Wednesday, 5 July 2006

Poor score for Australia on climate

The Australian
July 04, 2006

AUSTRALIA is the least prepared of all the world's developed countries to tackle the issue of climate change, a report by a newly-formed environmental foundation says.

The survey by the Climate Institute Australia has identified the top ten world trends in what it says is a shift in the fight against greenhouse warming.

Its Top Ten Tipping Points on Climate Change report, launched in Sydney tonight, concludes that science is the number one trend in the fight against global warming, an issue the institute says Australia had “gone adrift” on. “As the US moves forward on climate, it leaves Australia politically and economically isolated as the least prepared developed country in the world on the issue,” the report says.
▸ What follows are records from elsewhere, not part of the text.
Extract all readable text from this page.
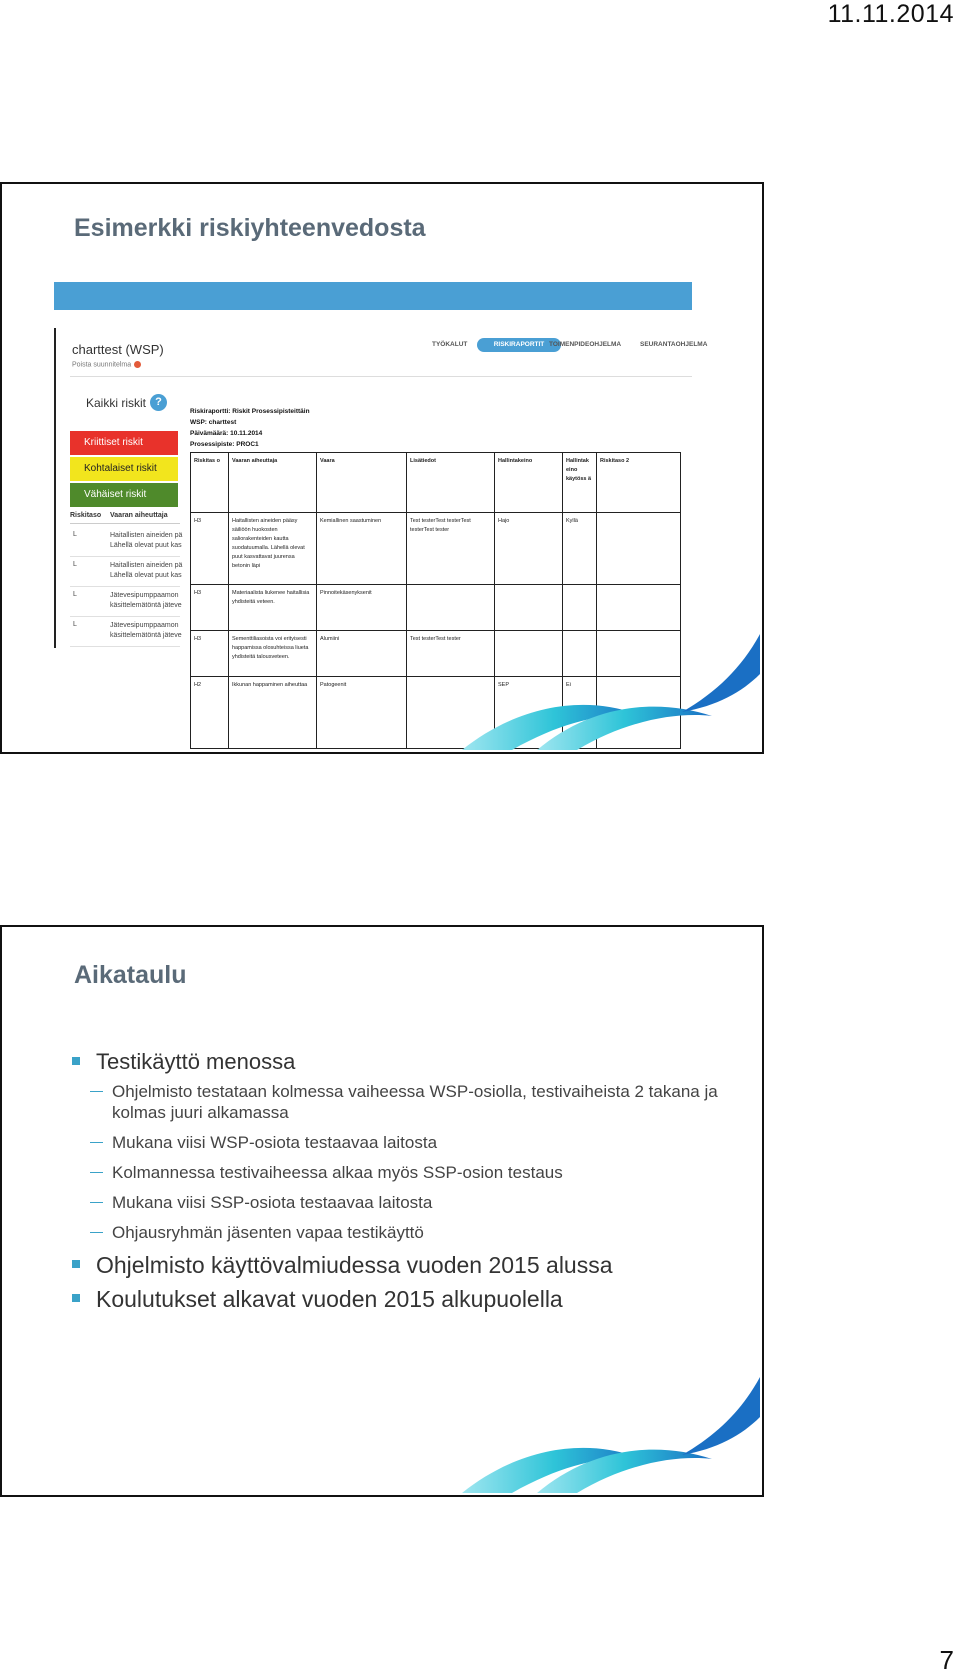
11.11.2014
Esimerkki riskiyhteenvedosta
charttest (WSP)
Poista suunnitelma
TYÖKALUT	RISKIRAPORTIT TOIMENPIDEOHJELMA	SEURANTAOHJELMA
Kaikki riskit ?
Kriittiset riskit
Kohtalaiset riskit
Vähäiset riskit
Riskitaso Vaaran aiheuttaja
L	Haitallisten aineiden pä
Lähellä olevat puut kas
L	Haitallisten aineiden pä
Lähellä olevat puut kas
L	Jätevesipumppaamon
käsittelemätöntä jäteve
L	Jätevesipumppaamon
käsittelemätöntä jäteve
Riskiraportti: Riskit Prosessipisteittäin
WSP: charttest
Päivämäärä: 10.11.2014
Prosessipiste: PROC1
Riskitas o	Vaaran aiheuttaja	Vaara	Lisätiedot	Hallintakeino	Hallintak eino käytöss ä	Riskitaso 2
H3	Haitallisten aineiden pääsy säiliöön huokosten saliorakenteiden kautta suodatuumalla. Lähellä olevat puut kasvattavat juurensa betonin läpi	Kemiallinen saastuminen	Test testerTest testerTest testerTest tester	Hajo	Kyllä	
H3	Materiaalista liukenee haitallisia yhdisteitä veteen.	Pinnoitekäsenyksenit				
H3	Sementtiliasoista voi erityisesti happamissa olosuhteissa liueta yhdisteitä talousveteen.	Alumiini	Test testerTest tester			
H2	Ikkunan happaminen aiheuttaa	Patogeenit		SEP	Ei	
Aikataulu
Testikäyttö menossa
Ohjelmisto testataan kolmessa vaiheessa WSP-osiolla, testivaiheista 2 takana ja kolmas juuri alkamassa
Mukana viisi WSP-osiota testaavaa laitosta
Kolmannessa testivaiheessa alkaa myös SSP-osion testaus
Mukana viisi SSP-osiota testaavaa laitosta
Ohjausryhmän jäsenten vapaa testikäyttö
Ohjelmisto käyttövalmiudessa vuoden 2015 alussa
Koulutukset alkavat vuoden 2015 alkupuolella
7
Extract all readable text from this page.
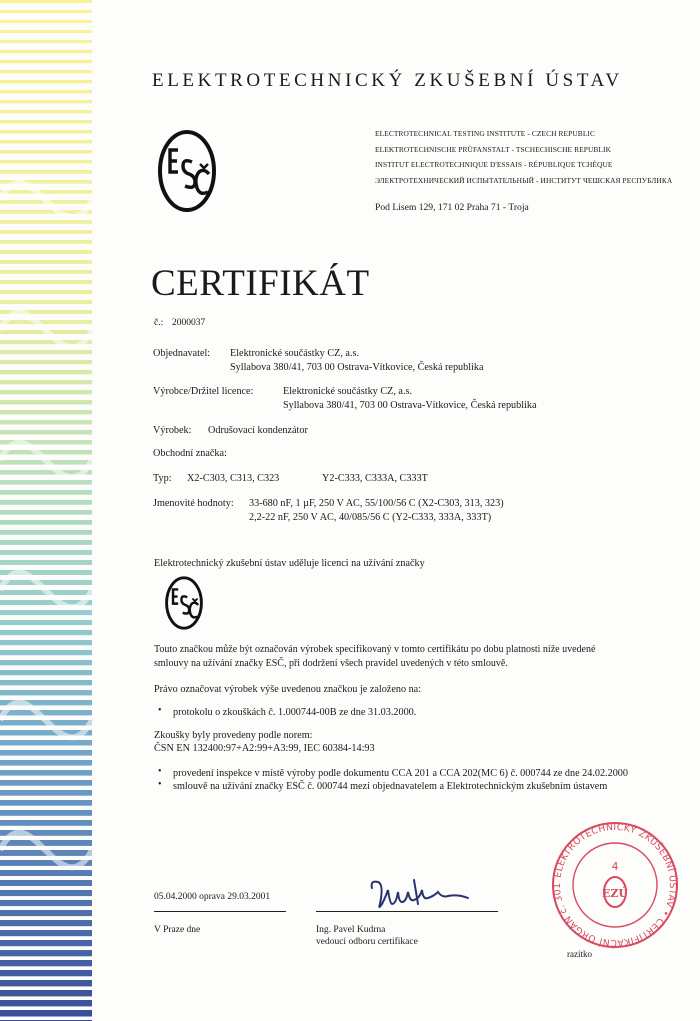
ELEKTROTECHNICKÝ ZKUŠEBNÍ ÚSTAV
ELECTROTECHNICAL TESTING INSTITUTE - CZECH REPUBLIC
ELEKTROTECHNISCHE PRÜFANSTALT - TSCHECHISCHE REPUBLIK
INSTITUT ELECTROTECHNIQUE D'ESSAIS - RÉPUBLIQUE TCHÈQUE
ЭЛЕКТРОТЕХНИЧЕСКИЙ ИСПЫТАТЕЛЬНЫЙ - ИНСТИТУТ ЧЕШСКАЯ РЕСПУБЛИКА
Pod Lisem 129, 171 02 Praha 71 - Troja
CERTIFIKÁT
č.: 2000037
Objednavatel: Elektronické součástky CZ, a.s.
Syllabova 380/41, 703 00 Ostrava-Vítkovice, Česká republika
Výrobce/Držitel licence:	Elektronické součástky CZ, a.s.
Syllabova 380/41, 703 00 Ostrava-Vítkovice, Česká republika
Výrobek: Odrušovací kondenzátor
Obchodní značka:
Typ: X2-C303, C313, C323	Y2-C333, C333A, C333T
Jmenovité hodnoty: 33-680 nF, 1 µF, 250 V AC, 55/100/56 C (X2-C303, 313, 323)
2,2-22 nF, 250 V AC, 40/085/56 C (Y2-C333, 333A, 333T)
Elektrotechnický zkušební ústav uděluje licenci na užívání značky
Touto značkou může být označován výrobek specifikovaný v tomto certifikátu po dobu platnosti níže uvedené
smlouvy na užívání značky ESČ, při dodržení všech pravidel uvedených v této smlouvě.
Právo označovat výrobek výše uvedenou značkou je založeno na:
• protokolu o zkouškách č. 1.000744-00B ze dne 31.03.2000.
Zkoušky byly provedeny podle norem:
ČSN EN 132400:97+A2:99+A3:99, IEC 60384-14:93
• provedení inspekce v místě výroby podle dokumentu CCA 201 a CCA 202(MC 6) č. 000744 ze dne 24.02.2000
• smlouvě na užívání značky ESČ č. 000744 mezi objednavatelem a Elektrotechnickým zkušebním ústavem
ELEKTROTECHNICKÝ ZKUŠEBNÍ ÚSTAV • CERTIFIKAČNÍ ORGÁN č. 301
4
EZÚ
05.04.2000 oprava 29.03.2001
V Praze dne	Ing. Pavel Kudrna
vedoucí odboru certifikace
razítko
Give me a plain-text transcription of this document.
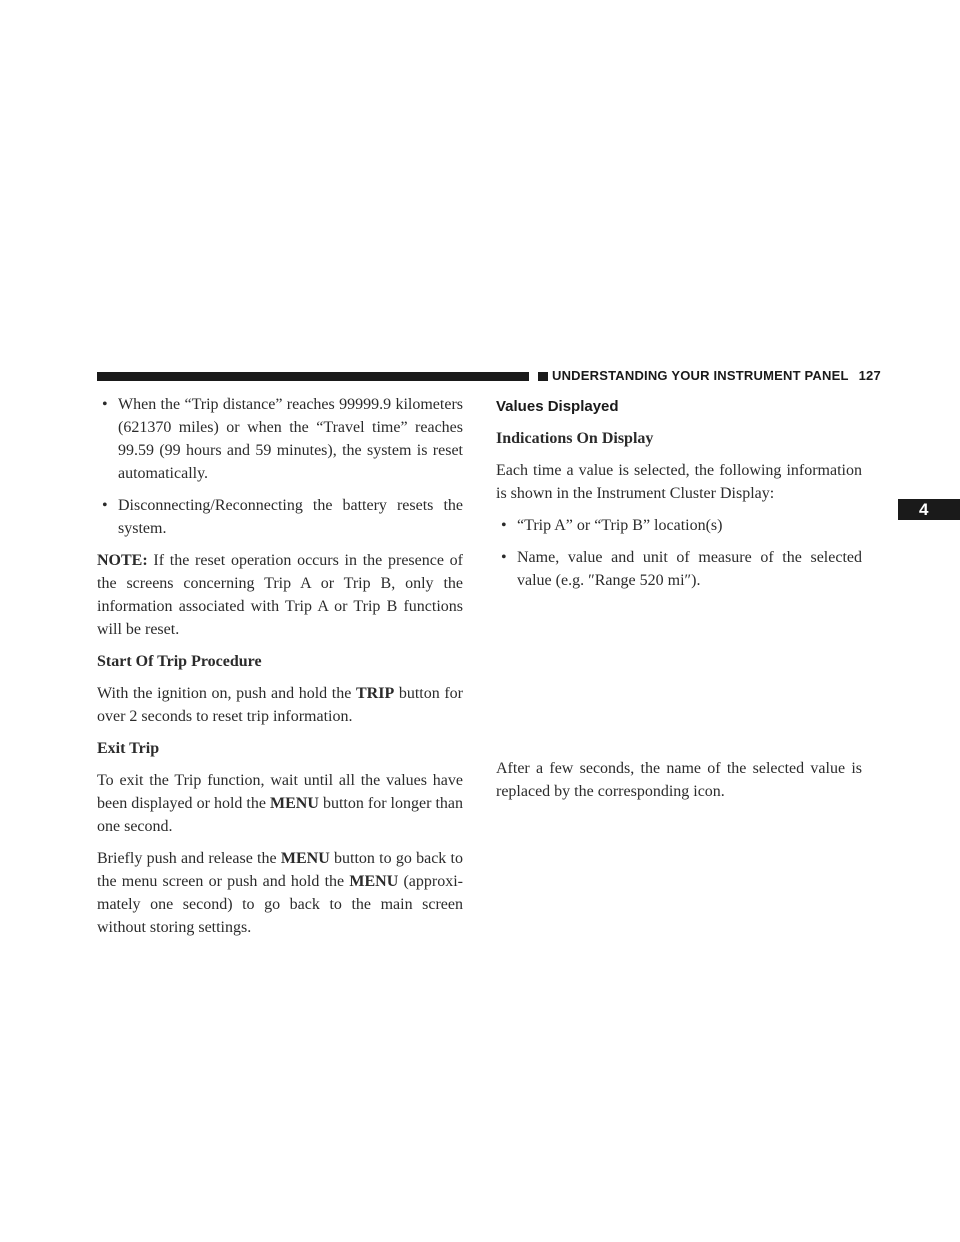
UNDERSTANDING YOUR INSTRUMENT PANEL 127
4
• When the “Trip distance” reaches 99999.9 kilometers (621370 miles) or when the “Travel time” reaches 99.59 (99 hours and 59 minutes), the system is reset automatically.
• Disconnecting/Reconnecting the battery resets the system.

NOTE: If the reset operation occurs in the presence of the screens concerning Trip A or Trip B, only the information associated with Trip A or Trip B functions will be reset.

Start Of Trip Procedure

With the ignition on, push and hold the TRIP button for over 2 seconds to reset trip information.

Exit Trip

To exit the Trip function, wait until all the values have been displayed or hold the MENU button for longer than one second.

Briefly push and release the MENU button to go back to the menu screen or push and hold the MENU (approxi-mately one second) to go back to the main screen without storing settings.

Values Displayed
Indications On Display

Each time a value is selected, the following information is shown in the Instrument Cluster Display:

• “Trip A” or “Trip B” location(s)
• Name, value and unit of measure of the selected value (e.g. ″Range 520 mi″).

After a few seconds, the name of the selected value is replaced by the corresponding icon.
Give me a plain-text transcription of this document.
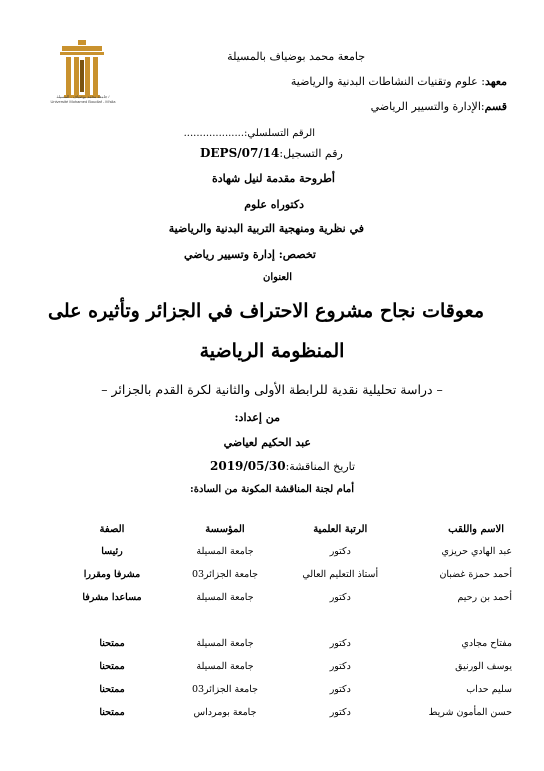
جامعة محمد بوضياف - المسيلة / Université Mohamed Boudiaf - M'sila
جامعة محمد بوضياف بالمسيلة
معهد: علوم وتقنيات النشاطات البدنية والرياضية
قسم:الإدارة والتسيير الرياضي
الرقم التسلسلي:...................
DEPS/07/14رقم التسجيل:
أطروحة مقدمة لنيل شهادة
دكتوراه علوم
في نظرية ومنهجية التربية البدنية والرياضية
تخصص: إدارة وتسيير رياضي
العنوان
معوقات نجاح مشروع الاحتراف في الجزائر وتأثيره على
المنظومة الرياضية
– دراسة تحليلية نقدية للرابطة الأولى والثانية لكرة القدم بالجزائر –
من إعداد:
عبد الحكيم لعياضي
2019/05/30تاريخ المناقشة:
أمام لجنة المناقشة المكونة من السادة:
الاسم واللقب	الرتبة العلمية	المؤسسة	الصفة
عبد الهادي حريزي	دكتور	جامعة المسيلة	رئيسا
أحمد حمزة غضبان	أستاذ التعليم العالي	جامعة الجزائر03	مشرفا ومقررا
أحمد بن رحيم	دكتور	جامعة المسيلة	مساعدا مشرفا

مفتاح مجادي	دكتور	جامعة المسيلة	ممتحنا
يوسف الورنيق	دكتور	جامعة المسيلة	ممتحنا
سليم حداب	دكتور	جامعة الجزائر03	ممتحنا
حسن المأمون شريط	دكتور	جامعة بومرداس	ممتحنا
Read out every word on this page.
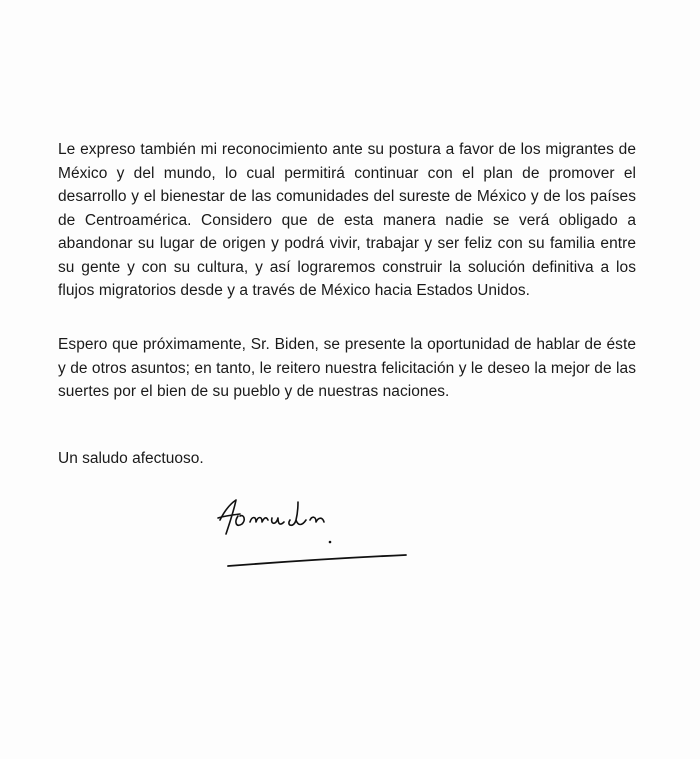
Le expreso también mi reconocimiento ante su postura a favor de los migrantes de México y del mundo, lo cual permitirá continuar con el plan de promover el desarrollo y el bienestar de las comunidades del sureste de México y de los países de Centroamérica. Considero que de esta manera nadie se verá obligado a abandonar su lugar de origen y podrá vivir, trabajar y ser feliz con su familia entre su gente y con su cultura, y así lograremos construir la solución definitiva a los flujos migratorios desde y a través de México hacia Estados Unidos.

Espero que próximamente, Sr. Biden, se presente la oportunidad de hablar de éste y de otros asuntos; en tanto, le reitero nuestra felicitación y le deseo la mejor de las suertes por el bien de su pueblo y de nuestras naciones.

Un saludo afectuoso.
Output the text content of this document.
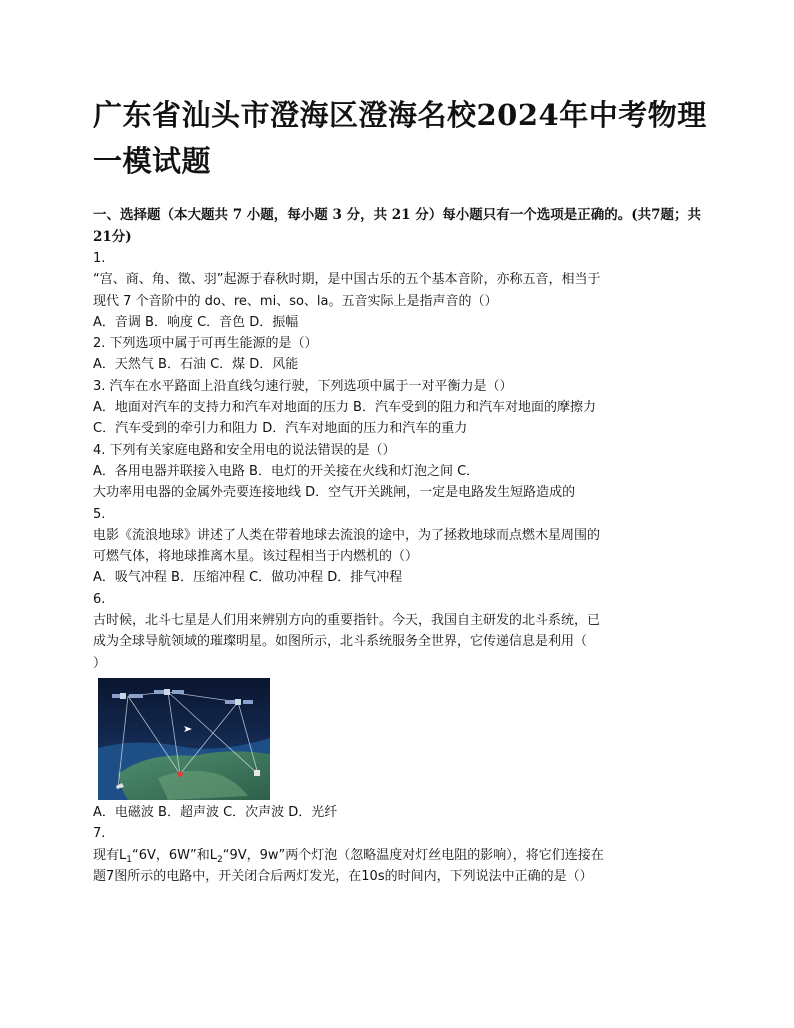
广东省汕头市澄海区澄海名校2024年中考物理一模试题

一、选择题（本大题共 7 小题，每小题 3 分，共 21 分）每小题只有一个选项是正确的。(共7题；共21分)

1.
“宫、商、角、徵、羽”起源于春秋时期，是中国古乐的五个基本音阶，亦称五音，相当于
现代 7 个音阶中的 do、re、mi、so、la。五音实际上是指声音的（）
A．音调 B．响度 C．音色 D．振幅
2. 下列选项中属于可再生能源的是（）
A．天然气 B．石油 C．煤 D．风能
3. 汽车在水平路面上沿直线匀速行驶，下列选项中属于一对平衡力是（）
A．地面对汽车的支持力和汽车对地面的压力 B．汽车受到的阻力和汽车对地面的摩擦力
C．汽车受到的牵引力和阻力 D．汽车对地面的压力和汽车的重力
4. 下列有关家庭电路和安全用电的说法错误的是（）
A．各用电器并联接入电路 B．电灯的开关接在火线和灯泡之间 C．
大功率用电器的金属外壳要连接地线 D．空气开关跳闸，一定是电路发生短路造成的
5.
电影《流浪地球》讲述了人类在带着地球去流浪的途中，为了拯救地球而点燃木星周围的
可燃气体，将地球推离木星。该过程相当于内燃机的（）
A．吸气冲程 B．压缩冲程 C．做功冲程 D．排气冲程
6.
古时候，北斗七星是人们用来辨别方向的重要指针。今天，我国自主研发的北斗系统，已
成为全球导航领域的璀璨明星。如图所示，北斗系统服务全世界，它传递信息是利用（
）
A．电磁波 B．超声波 C．次声波 D．光纤
7.
现有$L_1“6V$，6W”和$L_2“9V$，9w”两个灯泡（忽略温度对灯丝电阻的影响），将它们连接在
题7图所示的电路中，开关闭合后两灯发光，在10s的时间内，下列说法中正确的是（）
The national organisation was established in late 2005 with a $10 million grant from the Poola Charitable Foundation, created by a branch of the Murdoch family. More recently it has attracted the services of former New South Wales Premier Bob Carr, who chairs an advisory council for the group.

The institute, which has set a five-year goal of raising public awareness of climate change, is chaired by prominent academic and researcher Clive Hamilton. The institute's chief executive, Corin Millais, said Australia would be “stranded” as the US joined the rest of the world in taking action.

“The US is moving even though it hasn't signed the (Kyoto) protocol,” Mr Millais said. “And that's probably of most political concern to Australia, because it leaves Australia stranded politically and economically.”

According to the study, climate change is intensifying.

“We've seen a significant amount, almost an avalanche, of data highlighting the impacts happening today and the great urgency of the impacts in the coming decade if no further action is taken,” Mr Millais said

After science, the changing position of the US on greenhouse gases is the second-biggest trend in the shift in the fight against climate change, the report finds.

The role of business comes in at number three, with Mr Millais pointing out there are a number of large global companies finding ways to make money from cutting greenhouse gas pollution.

Rounding out the top five is the role of the media, and energy security and oil prices, according to the report. These are followed by international policy, carbon profits and clean energy.

Popular culture is considered the ninth most significant trend in the shift in the climate change fight. The issue had up until recently been “pretty boring”, Mr Millais admitted, but celebrities such as Orlando Bloom were now the faces of global warming campaigns.

But this isn't a trend that has taken off in Australia, he added.

“It's an irony that the US is ahead with popular culture,” Mr Millais said. “There will be a bitter aftertaste for Australia because the American position has changed, but Australia is still in the olden days...”

Morality comes in at number 10, with Mr Millais pointing out that climate change is “not just a green-left issue anymore”. “This is an end-of-the-world type issue which involves everybody,” he said.